Not a container "as such" then.

How hard is it to emulate linux system calls?

> How hard is it to emulate linux system calls?

It’s doable but a lot more effort. Microsoft did it with WSL1 and abandoned it with WSL2.

  • Note that they didn't "do it" for WSL1, they started doing it, realized it is far too much work to cover eveything, and abandoned the approach in favor of VMs. It's not like WSL1 was a fully functioning Linux emulator on top of Windows, it was still very far from it, even though it could do many common tasks.

    • I've always wondered why only Linux can do 'true' containers without VMs. Is there a good blog post or something I can read about the various technical hurdles?

      18 replies →

> How hard is it to emulate linux system calls?
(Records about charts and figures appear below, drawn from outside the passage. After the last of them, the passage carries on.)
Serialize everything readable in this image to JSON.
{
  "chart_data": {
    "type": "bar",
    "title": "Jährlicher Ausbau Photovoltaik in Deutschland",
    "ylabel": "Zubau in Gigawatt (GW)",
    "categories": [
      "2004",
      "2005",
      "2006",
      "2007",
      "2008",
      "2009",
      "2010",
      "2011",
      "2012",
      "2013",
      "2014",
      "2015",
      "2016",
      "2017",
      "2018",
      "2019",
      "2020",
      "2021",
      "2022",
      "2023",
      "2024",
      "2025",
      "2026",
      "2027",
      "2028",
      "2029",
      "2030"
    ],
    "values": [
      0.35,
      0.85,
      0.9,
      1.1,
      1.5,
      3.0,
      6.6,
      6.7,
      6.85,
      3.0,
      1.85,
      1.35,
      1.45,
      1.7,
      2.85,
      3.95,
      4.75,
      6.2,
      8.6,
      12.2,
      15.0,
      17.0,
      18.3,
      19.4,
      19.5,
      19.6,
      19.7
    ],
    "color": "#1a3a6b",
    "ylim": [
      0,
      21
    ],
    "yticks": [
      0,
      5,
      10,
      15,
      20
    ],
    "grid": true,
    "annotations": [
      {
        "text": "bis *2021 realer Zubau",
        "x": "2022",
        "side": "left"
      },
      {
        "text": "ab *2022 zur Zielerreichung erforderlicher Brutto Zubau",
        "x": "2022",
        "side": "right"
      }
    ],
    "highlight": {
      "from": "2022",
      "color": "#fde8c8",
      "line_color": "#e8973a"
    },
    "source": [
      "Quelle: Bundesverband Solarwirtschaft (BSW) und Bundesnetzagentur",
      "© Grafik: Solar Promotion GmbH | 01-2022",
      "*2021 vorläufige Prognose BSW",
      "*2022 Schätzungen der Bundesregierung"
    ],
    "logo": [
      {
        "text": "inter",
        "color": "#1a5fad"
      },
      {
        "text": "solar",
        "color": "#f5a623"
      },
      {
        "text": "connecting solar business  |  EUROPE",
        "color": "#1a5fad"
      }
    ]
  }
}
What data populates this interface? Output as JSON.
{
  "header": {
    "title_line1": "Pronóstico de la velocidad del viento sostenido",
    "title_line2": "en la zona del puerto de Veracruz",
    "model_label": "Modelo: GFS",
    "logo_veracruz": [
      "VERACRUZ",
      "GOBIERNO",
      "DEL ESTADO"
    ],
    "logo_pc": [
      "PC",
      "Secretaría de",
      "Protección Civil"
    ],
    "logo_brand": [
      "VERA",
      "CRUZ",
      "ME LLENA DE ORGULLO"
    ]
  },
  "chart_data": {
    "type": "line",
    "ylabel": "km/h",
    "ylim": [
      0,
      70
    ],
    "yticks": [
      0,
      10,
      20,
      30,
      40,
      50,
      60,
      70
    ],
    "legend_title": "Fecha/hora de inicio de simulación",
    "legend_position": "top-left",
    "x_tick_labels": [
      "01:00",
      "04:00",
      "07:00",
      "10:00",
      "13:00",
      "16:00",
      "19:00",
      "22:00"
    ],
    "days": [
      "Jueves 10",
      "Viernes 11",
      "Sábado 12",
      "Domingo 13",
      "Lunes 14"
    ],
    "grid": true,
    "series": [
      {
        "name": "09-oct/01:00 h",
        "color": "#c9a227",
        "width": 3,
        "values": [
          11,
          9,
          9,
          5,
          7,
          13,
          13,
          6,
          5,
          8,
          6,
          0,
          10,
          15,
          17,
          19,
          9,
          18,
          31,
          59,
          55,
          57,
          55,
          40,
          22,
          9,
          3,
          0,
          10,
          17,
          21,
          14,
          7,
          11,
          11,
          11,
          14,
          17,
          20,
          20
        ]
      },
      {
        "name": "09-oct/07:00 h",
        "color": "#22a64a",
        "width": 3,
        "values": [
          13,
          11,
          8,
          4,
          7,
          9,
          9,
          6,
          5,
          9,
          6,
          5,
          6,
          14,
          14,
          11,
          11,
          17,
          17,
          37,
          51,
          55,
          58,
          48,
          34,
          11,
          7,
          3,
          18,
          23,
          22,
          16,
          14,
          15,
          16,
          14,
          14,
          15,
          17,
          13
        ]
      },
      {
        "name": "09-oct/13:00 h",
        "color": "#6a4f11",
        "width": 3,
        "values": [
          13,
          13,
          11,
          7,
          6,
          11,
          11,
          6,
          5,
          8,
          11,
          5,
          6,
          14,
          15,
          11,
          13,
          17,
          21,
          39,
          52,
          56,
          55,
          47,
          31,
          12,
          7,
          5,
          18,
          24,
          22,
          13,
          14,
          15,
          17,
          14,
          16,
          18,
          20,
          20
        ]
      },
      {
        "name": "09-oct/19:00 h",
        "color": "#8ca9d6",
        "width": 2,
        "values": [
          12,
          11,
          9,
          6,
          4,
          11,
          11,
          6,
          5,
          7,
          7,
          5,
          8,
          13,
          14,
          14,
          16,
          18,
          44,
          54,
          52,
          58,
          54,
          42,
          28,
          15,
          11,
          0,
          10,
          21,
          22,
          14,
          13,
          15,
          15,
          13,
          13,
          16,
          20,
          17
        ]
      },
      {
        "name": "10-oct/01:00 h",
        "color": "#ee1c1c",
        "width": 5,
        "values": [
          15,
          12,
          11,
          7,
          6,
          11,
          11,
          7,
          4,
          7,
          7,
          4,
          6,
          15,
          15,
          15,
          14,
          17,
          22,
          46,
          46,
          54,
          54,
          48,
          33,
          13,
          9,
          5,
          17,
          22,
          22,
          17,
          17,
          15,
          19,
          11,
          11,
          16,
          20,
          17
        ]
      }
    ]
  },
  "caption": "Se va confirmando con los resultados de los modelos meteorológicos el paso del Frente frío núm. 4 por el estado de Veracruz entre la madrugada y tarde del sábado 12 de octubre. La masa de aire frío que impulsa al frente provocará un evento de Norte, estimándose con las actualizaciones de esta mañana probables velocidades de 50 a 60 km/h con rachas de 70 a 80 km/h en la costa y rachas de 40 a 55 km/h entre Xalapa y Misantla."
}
FreeBSD has linuxulator and illumos comes with lx-zones that allow running some native linux binaries inside a "container". No idea why Apple didn't go for similar option.

  • FreeBSD Linux emulation is being developed for 20 (may be even 30) years. While Apple can throw some $$$ to get it implemented in a couple years using virtualisation requires much less development time (so it’s cheaper).

  • Apple's already got the Virtualization framework and hypervisor already (https://developer.apple.com/documentation/virtualization), so adding the rest of the container ecosystem seems like a natural next step.

    It puts them on par with Windows that has container support with a free option, plus I imagine it's a good way to pressure test swift as a language to make sure it really can be the systems programming language they are betting that it can and will be.

    OrbStack has a great UX and experience, so I imagine this will eat into Docker Desktop on Mac more than OrbStack.

  • Because that‘s a huge investment for something they have no reason or desire to productivize.

syscalls are just a fraction of the surface area. There are many files in many different vfs you need to implement, things like selinux and ebpf, iouring, etc. It's also a constantly shifting target. The VM API is much simpler, relatively stable, and already implemented.

Emulating Linux only makes sense on devices with constrained resources.